Wars are waged to achieve political ends.  Japan was organizing an all-out defense of the mainland in 1945 not for the purposes of winning the war, since by that time such a goal was entirely out of reach, but for the purposes of making an all-out-allied invasion too costly and so giving themselves leverage for a slightly more favorable armistice deal.  The point is that what was at stake was not the outcome of the Pacific War, but the terms of Japan's surrender.  With the Potsdam Declaration leaving any overt hands off Hirohito and with the Soviets poised to join the war, the initiation of the latter, without the dropping of the bombs, at least increased the chances that Japan would capitulate, since Japan was counting on Soviet help to broker a peace deal for them.  This was even the view expressed by Eisenhower. So, in the end, between 150,000 and 250,000 people, mostly civilians, had to die because we couldn't wait for Stalin to move in Manchuria and take a few weeks to see what would happen?   And regarding estimations of casualties as a result of a Kyushu invasion, they were all over the place at the time, and the larger estimates all assumed massive civilian resistance, which was, and still is, a matter of sheer speculation and which, I think, there are good reasons to believe would not have been so massive.

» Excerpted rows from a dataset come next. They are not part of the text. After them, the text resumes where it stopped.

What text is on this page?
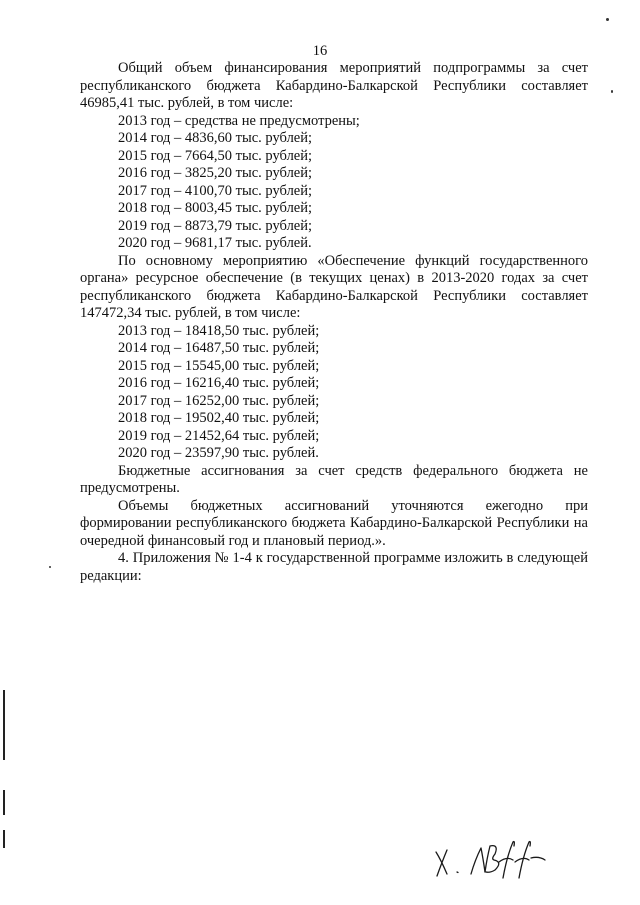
16

Общий объем финансирования мероприятий подпрограммы за счет республиканского бюджета Кабардино-Балкарской Республики составляет 46985,41 тыс. рублей, в том числе:

2013 год – средства не предусмотрены;
2014 год – 4836,60 тыс. рублей;
2015 год – 7664,50 тыс. рублей;
2016 год – 3825,20 тыс. рублей;
2017 год – 4100,70 тыс. рублей;
2018 год – 8003,45 тыс. рублей;
2019 год – 8873,79 тыс. рублей;
2020 год – 9681,17 тыс. рублей.

По основному мероприятию «Обеспечение функций государственного органа» ресурсное обеспечение (в текущих ценах) в 2013-2020 годах за счет республиканского бюджета Кабардино-Балкарской Республики составляет 147472,34 тыс. рублей, в том числе:

2013 год – 18418,50 тыс. рублей;
2014 год – 16487,50 тыс. рублей;
2015 год – 15545,00 тыс. рублей;
2016 год – 16216,40 тыс. рублей;
2017 год – 16252,00 тыс. рублей;
2018 год – 19502,40 тыс. рублей;
2019 год – 21452,64 тыс. рублей;
2020 год – 23597,90 тыс. рублей.

Бюджетные ассигнования за счет средств федерального бюджета не предусмотрены.

Объемы бюджетных ассигнований уточняются ежегодно при формировании республиканского бюджета Кабардино-Балкарской Республики на очередной финансовый год и плановый период.».

4. Приложения № 1-4 к государственной программе изложить в следующей редакции:
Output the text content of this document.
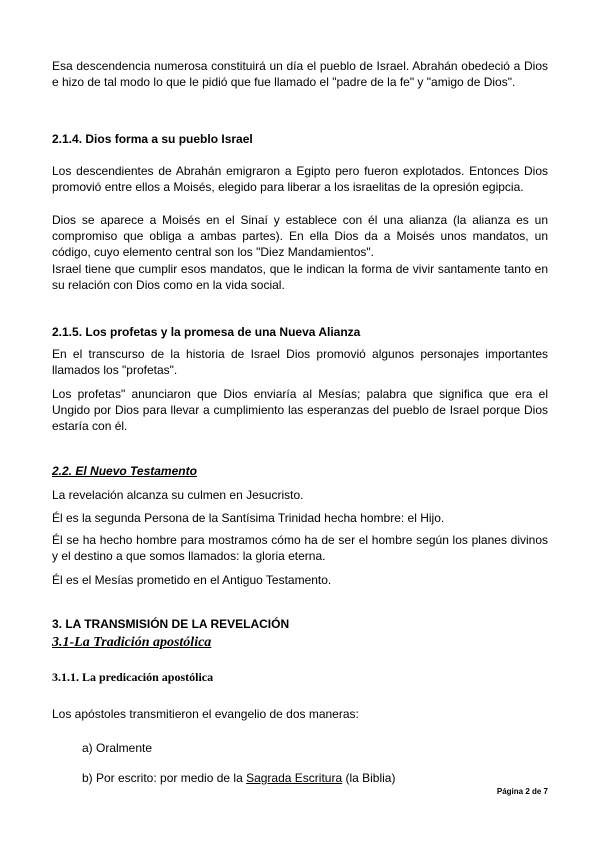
Esa descendencia numerosa constituirá un día el pueblo de Israel. Abrahán obedeció a Dios e hizo de tal modo lo que le pidió que fue llamado el "padre de la fe" y "amigo de Dios".

2.1.4. Dios forma a su pueblo Israel

Los descendientes de Abrahán emigraron a Egipto pero fueron explotados. Entonces Dios promovió entre ellos a Moisés, elegido para liberar a los israelitas de la opresión egipcia.

Dios se aparece a Moisés en el Sinaí y establece con él una alianza (la alianza es un compromiso que obliga a ambas partes). En ella Dios da a Moisés unos mandatos, un código, cuyo elemento central son los "Diez Mandamientos".

Israel tiene que cumplir esos mandatos, que le indican la forma de vivir santamente tanto en su relación con Dios como en la vida social.

2.1.5. Los profetas y la promesa de una Nueva Alianza

En el transcurso de la historia de Israel Dios promovió algunos personajes importantes llamados los "profetas".

Los profetas" anunciaron que Dios enviaría al Mesías; palabra que significa que era el Ungido por Dios para llevar a cumplimiento las esperanzas del pueblo de Israel porque Dios estaría con él.

2.2. El Nuevo Testamento

La revelación alcanza su culmen en Jesucristo.

Él es la segunda Persona de la Santísima Trinidad hecha hombre: el Hijo.

Él se ha hecho hombre para mostramos cómo ha de ser el hombre según los planes divinos y el destino a que somos llamados: la gloria eterna.

Él es el Mesías prometido en el Antiguo Testamento.

3. LA TRANSMISIÓN DE LA REVELACIÓN

3.1-La Tradición apostólica

3.1.1. La predicación apostólica

Los apóstoles transmitieron el evangelio de dos maneras:

a) Oralmente

b) Por escrito: por medio de la Sagrada Escritura (la Biblia)

Página 2 de 7
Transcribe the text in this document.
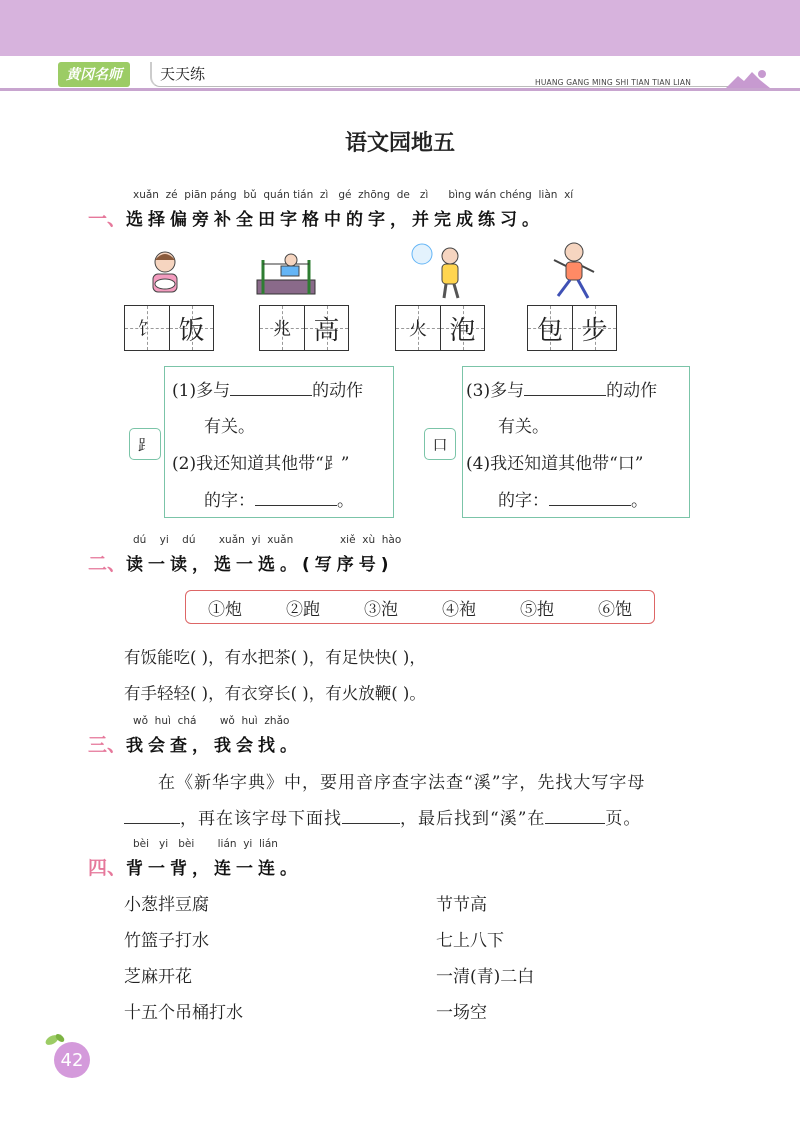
黄冈名师	天天练	HUANG GANG MING SHI TIAN TIAN LIAN
语文园地五
xuǎn  zé  piān páng  bǔ  quán tián  zì   gé  zhōng  de   zì      bìng wán chéng  liàn  xí
一、选择偏旁补全田字格中的字，并完成练习。
饣 饭	兆 高	火 泡 包 步
⻊
(1)多与	的动作
有关。
(2)我还知道其他带“⻊”
的字：	。
口
(3)多与	的动作
有关。
(4)我还知道其他带“口”
的字：	。
dú    yi    dú       xuǎn  yi  xuǎn              xiě  xù  hào
二、读一读，选一选。(写序号)
①炮	②跑	③泡	④袍	⑤抱	⑥饱
有饭能吃( )，有水把茶( )，有足快快( )，
有手轻轻( )，有衣穿长( )，有火放鞭( )。
wǒ  huì  chá       wǒ  huì  zhǎo
三、我会查，我会找。
在《新华字典》中，要用音序查字法查“溪”字，先找大写字母
，再在该字母下面找	，最后找到“溪”在	页。
bèi   yi   bèi       lián  yi  lián
四、背一背，连一连。
小葱拌豆腐
竹篮子打水
芝麻开花
十五个吊桶打水
节节高
七上八下
一清(青)二白
一场空
42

One of the things that always troubles me a bit in these kinds of debates are throwaway assessments like: "oh, those civilian casualties were horrific, but..."  I know this reaction is prompted by concerns that far more civilians would have died in a land invasion, and so I do have some sympathy for those who make recourse to them for that reason.  But since, given the historical realities, what should follow the word "but..." in assessments like those above are what the terms of Japan's surrender were going to look like, I can't help but think still that civilian war casualties really don't matter much to Americans as long as they're not our own.  "If they get us better surrender terms, then, well, too bad but ok."  But when we kill hundreds of thousands of civilians with atomic bombs on purpose just to improve surrender treaty terms, it's fairly hard for us to jump up and down with self-righteous indignation when other military forces target civilians.  What my dad, who was on an aircraft carrier on the way to Japan when the bombs were dropped, believed was that it's the job of military men to risk their lives for their country; it's not their job to barter for their own lives at the cost of civilian lives, even when those civilians live in the country you're at war with.  He called it "a mortal sin" to mass-murder civilians...and it is.  

I think opebo is really on to something in what he says about the use of the bombs "setting a tone" for the next half-century and more.  But, for me, in a moral sense, sometimes it's a very short journey from nationalism to barbarism, and, at the end of WWII, we crossed that line.  There is no question that the Japanese military crossed that line long before we did, given what they did in China and other parts of East Asia, as well as with their tactics on the battlefield.  But that didn't mean we had to cross that line too.